The tool layer wraps this in a richer ToolContext that adds permission checking, shared resources, and cancellation:
CapabilityContext (lean) | ToolContext (rich) |
|---|---|
session_id | capability: CapabilityContext |
turn_id | permissions: &dyn PermissionChecker |
metadata | resources: &dyn ToolResources |
cancellation: Option<TurnCancellation> |
The capability layer doesn’t know about permissions or cancellation. These are tool-layer concerns, added by the ToolContext wrapper.
Error handling
All capability traits use a single error type:
#![allow(unused)]
fn main() {
pub enum CapabilityError {
Unavailable(String), // Capability not found or offline
InvalidInput(String), // Arguments failed validation
ExecutionFailed(String), // Runtime failure
}
}
This is intentionally coarse-grained. The capability layer doesn’t try to enumerate every failure mode — it provides three buckets that cover the meaningful distinctions: “doesn’t exist”, “bad input”, and “broken at runtime”. Downstream layers (tools, MCP) add their own error types when finer granularity is needed.
Positioning
This layer is public and extensible, but it is not the primary extension point for most users.
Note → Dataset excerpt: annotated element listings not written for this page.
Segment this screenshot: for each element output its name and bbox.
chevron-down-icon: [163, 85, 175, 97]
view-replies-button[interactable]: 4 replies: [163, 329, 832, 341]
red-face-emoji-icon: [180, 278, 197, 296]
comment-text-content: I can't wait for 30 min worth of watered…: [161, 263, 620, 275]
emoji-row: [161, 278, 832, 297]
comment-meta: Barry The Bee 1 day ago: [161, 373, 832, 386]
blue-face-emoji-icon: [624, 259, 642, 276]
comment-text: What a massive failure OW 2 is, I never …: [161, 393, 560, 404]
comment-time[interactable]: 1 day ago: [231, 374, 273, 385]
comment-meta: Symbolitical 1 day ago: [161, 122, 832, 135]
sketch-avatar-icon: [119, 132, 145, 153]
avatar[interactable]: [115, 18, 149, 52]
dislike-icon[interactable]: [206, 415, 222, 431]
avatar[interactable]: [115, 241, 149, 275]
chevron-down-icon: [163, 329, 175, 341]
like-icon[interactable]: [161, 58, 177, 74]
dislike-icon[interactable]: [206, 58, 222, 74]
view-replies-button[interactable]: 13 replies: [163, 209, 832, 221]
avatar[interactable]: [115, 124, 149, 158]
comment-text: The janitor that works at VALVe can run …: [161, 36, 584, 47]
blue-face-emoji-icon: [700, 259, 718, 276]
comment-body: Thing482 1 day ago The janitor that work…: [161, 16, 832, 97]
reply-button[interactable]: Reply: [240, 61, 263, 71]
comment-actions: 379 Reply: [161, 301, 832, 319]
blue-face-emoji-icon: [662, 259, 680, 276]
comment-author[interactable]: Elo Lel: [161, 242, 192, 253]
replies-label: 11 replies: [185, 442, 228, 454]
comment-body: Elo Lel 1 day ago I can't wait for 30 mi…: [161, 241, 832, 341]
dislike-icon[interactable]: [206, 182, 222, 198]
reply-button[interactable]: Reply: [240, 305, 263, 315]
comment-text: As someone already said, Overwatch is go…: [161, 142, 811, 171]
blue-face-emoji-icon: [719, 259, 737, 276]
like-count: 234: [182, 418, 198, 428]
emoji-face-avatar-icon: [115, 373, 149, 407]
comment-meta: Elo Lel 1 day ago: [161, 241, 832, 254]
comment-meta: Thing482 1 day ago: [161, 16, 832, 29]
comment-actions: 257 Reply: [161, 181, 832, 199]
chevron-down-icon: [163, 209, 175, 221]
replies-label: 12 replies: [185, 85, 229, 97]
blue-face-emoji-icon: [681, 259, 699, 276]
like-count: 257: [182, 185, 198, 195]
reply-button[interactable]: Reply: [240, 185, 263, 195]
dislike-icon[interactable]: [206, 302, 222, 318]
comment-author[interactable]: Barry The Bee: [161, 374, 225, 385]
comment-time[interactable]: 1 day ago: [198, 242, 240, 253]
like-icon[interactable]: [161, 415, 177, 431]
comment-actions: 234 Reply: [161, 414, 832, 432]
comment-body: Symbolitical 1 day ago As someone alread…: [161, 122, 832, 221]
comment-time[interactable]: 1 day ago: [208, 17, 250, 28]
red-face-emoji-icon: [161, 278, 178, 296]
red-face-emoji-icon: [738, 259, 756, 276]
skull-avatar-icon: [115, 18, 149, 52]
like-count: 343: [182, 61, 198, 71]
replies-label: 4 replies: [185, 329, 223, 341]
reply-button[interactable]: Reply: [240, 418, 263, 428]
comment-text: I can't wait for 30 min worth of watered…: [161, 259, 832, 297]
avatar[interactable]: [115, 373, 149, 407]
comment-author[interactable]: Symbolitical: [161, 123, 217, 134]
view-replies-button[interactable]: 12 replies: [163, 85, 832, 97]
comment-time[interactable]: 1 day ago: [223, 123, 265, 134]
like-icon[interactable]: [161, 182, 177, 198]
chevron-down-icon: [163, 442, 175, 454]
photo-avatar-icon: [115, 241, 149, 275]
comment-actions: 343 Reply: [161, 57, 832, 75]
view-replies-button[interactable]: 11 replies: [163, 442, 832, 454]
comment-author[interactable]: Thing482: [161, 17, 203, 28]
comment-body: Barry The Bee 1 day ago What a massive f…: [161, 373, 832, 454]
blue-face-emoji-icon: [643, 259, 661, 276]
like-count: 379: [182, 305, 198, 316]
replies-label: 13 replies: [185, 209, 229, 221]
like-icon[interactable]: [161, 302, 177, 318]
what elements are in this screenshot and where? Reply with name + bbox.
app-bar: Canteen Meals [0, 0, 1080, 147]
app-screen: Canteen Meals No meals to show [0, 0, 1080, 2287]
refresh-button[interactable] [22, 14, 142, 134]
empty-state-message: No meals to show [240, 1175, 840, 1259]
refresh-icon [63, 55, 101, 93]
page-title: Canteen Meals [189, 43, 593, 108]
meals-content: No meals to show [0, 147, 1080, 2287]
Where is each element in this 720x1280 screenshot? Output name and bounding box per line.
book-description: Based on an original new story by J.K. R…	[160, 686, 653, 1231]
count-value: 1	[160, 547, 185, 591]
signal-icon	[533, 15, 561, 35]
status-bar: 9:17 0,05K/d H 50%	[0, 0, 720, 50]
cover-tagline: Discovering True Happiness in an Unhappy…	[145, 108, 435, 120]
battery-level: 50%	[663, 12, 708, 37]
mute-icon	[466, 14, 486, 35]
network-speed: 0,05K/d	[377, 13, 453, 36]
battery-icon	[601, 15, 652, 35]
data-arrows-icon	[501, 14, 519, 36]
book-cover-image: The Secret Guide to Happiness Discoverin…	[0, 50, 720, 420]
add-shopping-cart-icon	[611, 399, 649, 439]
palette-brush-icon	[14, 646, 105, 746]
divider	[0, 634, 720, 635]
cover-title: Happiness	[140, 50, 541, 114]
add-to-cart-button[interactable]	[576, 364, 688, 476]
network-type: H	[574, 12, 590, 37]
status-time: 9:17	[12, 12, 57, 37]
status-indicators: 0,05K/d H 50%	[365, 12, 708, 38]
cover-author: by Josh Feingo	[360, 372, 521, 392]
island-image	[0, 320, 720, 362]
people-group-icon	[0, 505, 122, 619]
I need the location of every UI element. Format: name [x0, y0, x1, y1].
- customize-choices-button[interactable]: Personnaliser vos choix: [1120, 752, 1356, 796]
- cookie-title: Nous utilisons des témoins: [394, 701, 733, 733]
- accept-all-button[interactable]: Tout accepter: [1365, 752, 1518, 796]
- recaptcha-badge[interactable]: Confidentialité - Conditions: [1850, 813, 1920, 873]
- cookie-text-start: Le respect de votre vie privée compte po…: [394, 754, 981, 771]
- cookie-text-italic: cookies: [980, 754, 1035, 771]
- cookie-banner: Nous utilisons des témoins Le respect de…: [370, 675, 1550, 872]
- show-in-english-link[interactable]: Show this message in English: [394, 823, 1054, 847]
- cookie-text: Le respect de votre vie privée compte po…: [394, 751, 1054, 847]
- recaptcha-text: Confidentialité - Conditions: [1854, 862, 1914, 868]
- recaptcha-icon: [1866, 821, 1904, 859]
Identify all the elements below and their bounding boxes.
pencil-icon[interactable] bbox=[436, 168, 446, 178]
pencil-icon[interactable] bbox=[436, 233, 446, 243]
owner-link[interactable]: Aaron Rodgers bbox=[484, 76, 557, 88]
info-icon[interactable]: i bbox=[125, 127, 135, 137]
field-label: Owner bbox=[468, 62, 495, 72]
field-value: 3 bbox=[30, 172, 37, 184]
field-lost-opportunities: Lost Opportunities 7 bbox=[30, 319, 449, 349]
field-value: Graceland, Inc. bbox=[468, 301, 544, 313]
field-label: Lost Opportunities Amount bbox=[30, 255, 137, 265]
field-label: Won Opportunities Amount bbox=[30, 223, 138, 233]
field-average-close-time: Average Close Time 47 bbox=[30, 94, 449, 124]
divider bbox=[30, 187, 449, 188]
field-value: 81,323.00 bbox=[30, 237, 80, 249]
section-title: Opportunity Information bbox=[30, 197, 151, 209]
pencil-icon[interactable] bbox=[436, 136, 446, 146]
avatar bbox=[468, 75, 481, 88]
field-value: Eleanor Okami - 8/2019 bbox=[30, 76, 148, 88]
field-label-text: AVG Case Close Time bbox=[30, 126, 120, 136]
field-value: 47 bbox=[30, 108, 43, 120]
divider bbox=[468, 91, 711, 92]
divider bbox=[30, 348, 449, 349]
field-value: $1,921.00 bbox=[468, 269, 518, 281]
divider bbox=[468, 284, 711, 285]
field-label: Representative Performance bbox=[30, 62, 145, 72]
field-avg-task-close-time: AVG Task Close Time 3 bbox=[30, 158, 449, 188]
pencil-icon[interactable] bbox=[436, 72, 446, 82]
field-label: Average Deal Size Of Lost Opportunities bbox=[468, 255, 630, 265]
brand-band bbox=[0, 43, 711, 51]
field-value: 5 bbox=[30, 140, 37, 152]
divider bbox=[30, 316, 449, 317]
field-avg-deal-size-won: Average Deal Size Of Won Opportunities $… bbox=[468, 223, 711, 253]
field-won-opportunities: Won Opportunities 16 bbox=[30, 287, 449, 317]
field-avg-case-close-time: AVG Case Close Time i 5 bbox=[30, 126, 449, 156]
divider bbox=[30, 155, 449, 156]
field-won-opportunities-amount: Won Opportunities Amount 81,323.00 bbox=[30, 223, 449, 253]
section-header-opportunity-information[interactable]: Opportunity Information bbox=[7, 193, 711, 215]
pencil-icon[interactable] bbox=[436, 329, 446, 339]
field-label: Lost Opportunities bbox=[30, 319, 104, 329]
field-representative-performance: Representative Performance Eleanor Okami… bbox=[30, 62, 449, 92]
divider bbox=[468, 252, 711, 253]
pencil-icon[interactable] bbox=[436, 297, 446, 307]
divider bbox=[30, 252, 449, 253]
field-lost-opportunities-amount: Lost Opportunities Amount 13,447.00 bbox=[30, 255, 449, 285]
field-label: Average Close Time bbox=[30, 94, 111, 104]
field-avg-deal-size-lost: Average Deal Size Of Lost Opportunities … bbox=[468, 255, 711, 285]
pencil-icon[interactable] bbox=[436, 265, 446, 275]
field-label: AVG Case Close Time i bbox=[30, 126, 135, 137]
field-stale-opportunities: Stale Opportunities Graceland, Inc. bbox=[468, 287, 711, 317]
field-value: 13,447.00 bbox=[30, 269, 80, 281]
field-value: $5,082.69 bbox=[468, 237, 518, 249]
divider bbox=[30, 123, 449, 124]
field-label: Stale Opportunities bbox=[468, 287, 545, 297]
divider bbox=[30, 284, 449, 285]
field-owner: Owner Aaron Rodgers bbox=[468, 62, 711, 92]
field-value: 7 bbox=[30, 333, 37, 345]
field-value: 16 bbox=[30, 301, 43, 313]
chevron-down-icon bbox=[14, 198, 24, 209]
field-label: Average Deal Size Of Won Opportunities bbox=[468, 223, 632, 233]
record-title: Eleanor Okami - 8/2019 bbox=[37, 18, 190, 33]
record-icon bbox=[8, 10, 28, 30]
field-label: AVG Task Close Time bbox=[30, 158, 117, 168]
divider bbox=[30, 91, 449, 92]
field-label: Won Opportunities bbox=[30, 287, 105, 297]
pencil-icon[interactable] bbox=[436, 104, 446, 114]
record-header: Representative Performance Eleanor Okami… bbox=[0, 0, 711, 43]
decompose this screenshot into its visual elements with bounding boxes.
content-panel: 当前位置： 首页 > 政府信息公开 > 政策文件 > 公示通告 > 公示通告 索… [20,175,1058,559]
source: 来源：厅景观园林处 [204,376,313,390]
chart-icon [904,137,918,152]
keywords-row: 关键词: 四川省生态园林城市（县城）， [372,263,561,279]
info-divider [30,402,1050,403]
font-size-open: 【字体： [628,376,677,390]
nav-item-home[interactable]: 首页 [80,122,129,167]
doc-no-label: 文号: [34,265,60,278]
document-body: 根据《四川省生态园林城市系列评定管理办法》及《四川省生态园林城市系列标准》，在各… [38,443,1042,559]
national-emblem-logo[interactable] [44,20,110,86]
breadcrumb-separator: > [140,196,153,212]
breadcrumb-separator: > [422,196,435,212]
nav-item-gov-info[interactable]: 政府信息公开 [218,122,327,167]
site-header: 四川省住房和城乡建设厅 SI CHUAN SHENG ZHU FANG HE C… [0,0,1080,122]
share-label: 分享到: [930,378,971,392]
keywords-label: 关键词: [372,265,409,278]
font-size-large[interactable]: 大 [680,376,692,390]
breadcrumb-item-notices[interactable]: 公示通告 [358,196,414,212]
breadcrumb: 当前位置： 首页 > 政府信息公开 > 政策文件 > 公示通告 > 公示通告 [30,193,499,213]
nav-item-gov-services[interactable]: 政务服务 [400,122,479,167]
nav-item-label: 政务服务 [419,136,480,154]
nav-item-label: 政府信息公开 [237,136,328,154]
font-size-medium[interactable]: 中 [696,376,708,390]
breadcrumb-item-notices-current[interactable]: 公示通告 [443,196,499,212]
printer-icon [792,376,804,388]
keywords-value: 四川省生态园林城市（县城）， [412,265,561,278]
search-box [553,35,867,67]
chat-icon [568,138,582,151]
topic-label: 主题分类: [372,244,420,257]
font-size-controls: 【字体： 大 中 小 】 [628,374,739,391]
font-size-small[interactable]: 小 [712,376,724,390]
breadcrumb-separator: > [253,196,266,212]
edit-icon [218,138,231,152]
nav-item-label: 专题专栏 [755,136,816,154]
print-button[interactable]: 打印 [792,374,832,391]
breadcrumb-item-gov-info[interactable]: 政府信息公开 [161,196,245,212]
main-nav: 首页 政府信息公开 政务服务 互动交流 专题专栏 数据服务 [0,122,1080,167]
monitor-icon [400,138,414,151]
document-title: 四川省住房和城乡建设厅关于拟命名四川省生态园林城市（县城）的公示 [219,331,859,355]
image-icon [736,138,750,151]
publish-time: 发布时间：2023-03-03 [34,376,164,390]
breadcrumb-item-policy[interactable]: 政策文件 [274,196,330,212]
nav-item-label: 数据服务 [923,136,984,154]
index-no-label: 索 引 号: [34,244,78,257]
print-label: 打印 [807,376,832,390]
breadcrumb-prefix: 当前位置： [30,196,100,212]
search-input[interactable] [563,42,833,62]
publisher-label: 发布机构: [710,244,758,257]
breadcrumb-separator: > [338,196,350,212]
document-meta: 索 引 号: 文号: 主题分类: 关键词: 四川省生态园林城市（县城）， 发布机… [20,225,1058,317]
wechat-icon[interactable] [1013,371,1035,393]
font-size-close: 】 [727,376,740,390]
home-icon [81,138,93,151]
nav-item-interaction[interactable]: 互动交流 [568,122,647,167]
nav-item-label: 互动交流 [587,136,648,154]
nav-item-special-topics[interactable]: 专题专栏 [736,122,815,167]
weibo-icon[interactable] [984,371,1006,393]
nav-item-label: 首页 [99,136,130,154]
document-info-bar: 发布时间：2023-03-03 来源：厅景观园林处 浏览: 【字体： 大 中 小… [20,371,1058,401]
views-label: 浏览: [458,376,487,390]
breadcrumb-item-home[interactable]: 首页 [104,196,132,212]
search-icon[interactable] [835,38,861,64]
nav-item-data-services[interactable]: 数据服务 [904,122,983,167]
The intended guidance:
| “I want to…” | Implement… |
|---|---|
| Add a custom tool that the model can call | Tool trait (ch09) |
| Expose data for context loading | ResourceProvider |
| Expose parameterized prompt templates | PromptProvider |
| Integrate an MCP server | CapabilityProvider (ch17) |
| Build something that doesn’t fit above | Invocable directly |
Most users implement Tool. The capability traits matter when you’re integrating MCP servers, building custom data sources, or working on the framework itself.
Crate:
agentkit-capabilities— depends only onagentkit-core. No runtime dependencies, no async runtime requirements beyond the traits themselves.